Manufacturing and evaluation of the tensile properties of 3D printed human hair reinforced composites

Abstract

This thesis proposes a novel method to 3D print human hair-based polymer composites. Human hair is a biological fiber whose microstructure is well-defined. It possesses high tensile strength, thermal insulation, a unique chemical composition, and elastic recovery, among other qualities. However, its delayed breakdown causes numerous environmental issues. Although there are many viable applications for hair, it is still regarded as biological waste. In light of this, this study aims to investigate the feasibility of producing a class of polymer composites reinforced with short human hair fibers and continuous human hair fibers using SLA 3D printing technique. The first study used short human hair fibers to 3D print polymer composites as a proof of concept. Short human hair fiber-reinforced composites in the weight percentage of 1,5,10,15, and 20 were fabricated, and a tensile test was performed to determine the ultimate tensile strength of the composites.
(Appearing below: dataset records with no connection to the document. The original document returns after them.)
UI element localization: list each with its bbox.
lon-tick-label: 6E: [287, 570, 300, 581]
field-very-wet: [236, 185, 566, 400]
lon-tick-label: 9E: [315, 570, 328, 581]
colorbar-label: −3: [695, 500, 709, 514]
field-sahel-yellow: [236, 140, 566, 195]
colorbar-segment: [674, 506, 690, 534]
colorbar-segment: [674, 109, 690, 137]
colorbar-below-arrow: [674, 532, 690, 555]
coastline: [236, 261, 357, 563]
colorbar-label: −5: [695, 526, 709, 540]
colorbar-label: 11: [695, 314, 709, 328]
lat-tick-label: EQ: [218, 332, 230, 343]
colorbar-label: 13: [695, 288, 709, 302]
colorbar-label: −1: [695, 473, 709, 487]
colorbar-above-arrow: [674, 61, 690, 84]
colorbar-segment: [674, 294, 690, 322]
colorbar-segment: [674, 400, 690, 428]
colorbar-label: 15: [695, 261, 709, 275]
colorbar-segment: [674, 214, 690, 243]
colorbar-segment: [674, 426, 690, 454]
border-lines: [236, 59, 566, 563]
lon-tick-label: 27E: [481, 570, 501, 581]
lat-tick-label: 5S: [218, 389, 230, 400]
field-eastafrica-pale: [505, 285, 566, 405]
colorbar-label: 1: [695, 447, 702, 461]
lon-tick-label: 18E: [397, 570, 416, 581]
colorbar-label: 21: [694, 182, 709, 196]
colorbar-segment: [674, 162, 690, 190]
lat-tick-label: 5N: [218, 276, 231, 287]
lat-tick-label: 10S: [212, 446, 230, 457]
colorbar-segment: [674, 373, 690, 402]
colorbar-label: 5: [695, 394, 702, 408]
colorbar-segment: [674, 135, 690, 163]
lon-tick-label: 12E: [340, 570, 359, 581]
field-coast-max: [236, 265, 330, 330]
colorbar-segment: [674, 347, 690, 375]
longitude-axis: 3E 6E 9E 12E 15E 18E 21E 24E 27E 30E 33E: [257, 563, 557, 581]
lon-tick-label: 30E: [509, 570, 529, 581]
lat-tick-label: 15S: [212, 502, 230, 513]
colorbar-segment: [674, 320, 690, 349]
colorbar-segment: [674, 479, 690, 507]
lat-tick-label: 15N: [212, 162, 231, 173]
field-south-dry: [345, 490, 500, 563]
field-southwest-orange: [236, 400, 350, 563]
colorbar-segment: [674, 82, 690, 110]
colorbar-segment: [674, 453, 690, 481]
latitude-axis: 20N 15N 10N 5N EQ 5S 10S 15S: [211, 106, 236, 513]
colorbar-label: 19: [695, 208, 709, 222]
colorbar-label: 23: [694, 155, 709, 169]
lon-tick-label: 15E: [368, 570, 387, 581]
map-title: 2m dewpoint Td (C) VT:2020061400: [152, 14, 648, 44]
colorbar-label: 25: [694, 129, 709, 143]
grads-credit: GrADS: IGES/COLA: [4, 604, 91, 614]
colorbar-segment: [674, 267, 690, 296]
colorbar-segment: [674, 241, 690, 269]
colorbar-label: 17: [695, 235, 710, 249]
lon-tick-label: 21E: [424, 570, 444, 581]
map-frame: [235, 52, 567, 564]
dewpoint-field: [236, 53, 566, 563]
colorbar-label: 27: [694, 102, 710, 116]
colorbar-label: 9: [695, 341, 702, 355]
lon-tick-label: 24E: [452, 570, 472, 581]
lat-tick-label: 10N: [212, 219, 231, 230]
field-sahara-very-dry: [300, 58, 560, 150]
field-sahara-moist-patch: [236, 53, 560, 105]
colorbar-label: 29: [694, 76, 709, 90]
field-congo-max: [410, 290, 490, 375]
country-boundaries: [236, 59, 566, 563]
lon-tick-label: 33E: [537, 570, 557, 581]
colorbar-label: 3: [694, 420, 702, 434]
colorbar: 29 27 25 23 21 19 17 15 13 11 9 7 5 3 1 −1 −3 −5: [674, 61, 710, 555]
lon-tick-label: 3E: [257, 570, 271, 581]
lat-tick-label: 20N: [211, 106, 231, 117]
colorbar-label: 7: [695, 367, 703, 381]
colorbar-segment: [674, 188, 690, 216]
Although the concept of 3D printing natural fibers using SLA 3D printing was successfully proved, the strength of the fabricated composite specimens was substantially low compared to the neat polymer specimen due to the presence of voids and poor interfacial adhesion between the fiber and the matrix. Hence in the second study, the focus was to develop effective surface treatment techniques to improve the interfacial adhesion between the fiber and the matrix. The second study also investigates using continuous human hair fibers instead of short human hair fibers to fabricate composites using 3D printing. Human hair fibers were modified by grafted with MA-POSS and cold air plasma treatment. The effect of the surface treatment was investigated by performing single-hair pull-out tests. Post surface modification, human hair fibers were used to 3D print tensile specimens using SLA 3D printing to determine the effect of surface treatment of the fibers. SEM and an optical microscope were used to study the surface morphology of the modified fibers. XPS was performed to confirm the grafting of MA-POSS on the human hair fibers. Voids, fiber volume, and fiber orientation were determined by performing Micro-CT.